10 years with panic disorder (agoraphobia on and off) Have been on Paxil, Lexapro, Celexa, Effexor, Xanax, Klonopin, Valium, etc.

Tested for bi-polar and manic depression..hade neither, but was given Depikote “just in case” and it reacted badly.

8 years for constant therapy, psychotherapy, CBT, meditation and relaxation techniques, feedback related techniques and very little progress with most. CBT is still current and on going.

Maybe it helps to know that it’s not just people with panic attacks who get the same advice. Addicts are told that it’s simply their choice to stop anything, even by someone like “Dr.” Laura on the radio. It truly is their choice whether to get help or not, but there’s nothing simple about that, and that’s usually not what the advice-givers mean. They mean to just stop the bad behavior, pulling yourself up by your own bootstraps. They don’t understand the obstacles to that.

It’s the same thing with anxiety or mood disorders. People are told to “suck it up” and be normal, as if there isn’t already someone in our heads who guilt trips us this way.

I find it helpful to accept that human nature makes people both ignorant and arrogant in their opinions from politics to religion to anything personal. People are blind to what they don’t know. They don’t know just how much they don’t know. Our brain easily makes up stories to explain what we see, whether that’s about things or about people. If other people try to tell us differently – well, what do they know? If experts try to tell us differently – I’m not clear about that part of our culture that rejects experts so often. I’m not sure about all the details of why people give bad advice about mental health, but I’m sure it comes from human nature, whether one sees that as an illness everyone has or something to be overcome, like the ignorance and self-doubt of being a child.

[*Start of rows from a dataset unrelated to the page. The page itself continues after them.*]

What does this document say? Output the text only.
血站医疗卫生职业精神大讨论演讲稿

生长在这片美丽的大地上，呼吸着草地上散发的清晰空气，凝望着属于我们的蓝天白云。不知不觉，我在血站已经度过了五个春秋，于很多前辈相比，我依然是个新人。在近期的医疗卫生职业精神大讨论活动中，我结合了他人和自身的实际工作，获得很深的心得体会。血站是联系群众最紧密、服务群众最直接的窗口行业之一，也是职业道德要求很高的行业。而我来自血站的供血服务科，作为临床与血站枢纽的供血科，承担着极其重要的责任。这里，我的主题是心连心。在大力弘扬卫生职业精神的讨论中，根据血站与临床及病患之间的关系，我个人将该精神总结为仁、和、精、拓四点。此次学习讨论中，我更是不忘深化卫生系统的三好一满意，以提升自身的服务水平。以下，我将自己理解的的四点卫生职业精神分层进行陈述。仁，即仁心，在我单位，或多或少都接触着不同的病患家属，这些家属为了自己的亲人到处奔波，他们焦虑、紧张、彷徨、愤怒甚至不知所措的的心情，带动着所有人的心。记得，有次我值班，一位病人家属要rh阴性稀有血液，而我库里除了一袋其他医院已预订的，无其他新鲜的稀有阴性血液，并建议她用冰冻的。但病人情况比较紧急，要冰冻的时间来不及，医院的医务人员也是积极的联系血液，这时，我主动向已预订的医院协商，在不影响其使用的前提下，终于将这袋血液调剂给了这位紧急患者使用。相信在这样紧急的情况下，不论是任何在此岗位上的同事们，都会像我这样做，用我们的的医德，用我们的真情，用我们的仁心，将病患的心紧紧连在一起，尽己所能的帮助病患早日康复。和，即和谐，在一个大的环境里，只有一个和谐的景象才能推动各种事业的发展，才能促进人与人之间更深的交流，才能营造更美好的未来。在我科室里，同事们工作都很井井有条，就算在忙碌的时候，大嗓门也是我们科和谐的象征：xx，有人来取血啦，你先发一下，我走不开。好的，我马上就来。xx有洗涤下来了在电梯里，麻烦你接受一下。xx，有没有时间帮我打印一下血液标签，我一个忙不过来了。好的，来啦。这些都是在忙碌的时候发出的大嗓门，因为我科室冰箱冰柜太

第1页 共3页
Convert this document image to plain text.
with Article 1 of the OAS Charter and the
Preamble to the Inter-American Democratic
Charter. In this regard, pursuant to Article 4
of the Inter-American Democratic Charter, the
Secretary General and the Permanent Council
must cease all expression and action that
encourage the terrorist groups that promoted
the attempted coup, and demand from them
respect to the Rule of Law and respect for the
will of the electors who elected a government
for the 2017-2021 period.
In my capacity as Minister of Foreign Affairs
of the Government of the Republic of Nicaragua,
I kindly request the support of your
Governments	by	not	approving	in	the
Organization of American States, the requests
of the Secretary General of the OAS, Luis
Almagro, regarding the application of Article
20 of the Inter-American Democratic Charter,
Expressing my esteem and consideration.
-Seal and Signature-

I do continue to feel frustration when I see or hear advice that knows nothing about the condition at hand. It helps me to remind myself that people who do that don’t know better. Maybe they should, but they don’t, and they’re unlikely to change just because I say they should. All you can do is say what you know, and know that it’s too bad that not everyone sticks to just what they know. I think the truth of people’s experience does get out eventually. It just takes a long time because so many people already have decided to label others in simplistic ways. Such people will die off eventually. I hope I’m over my desire to dance on their grave when they actually do.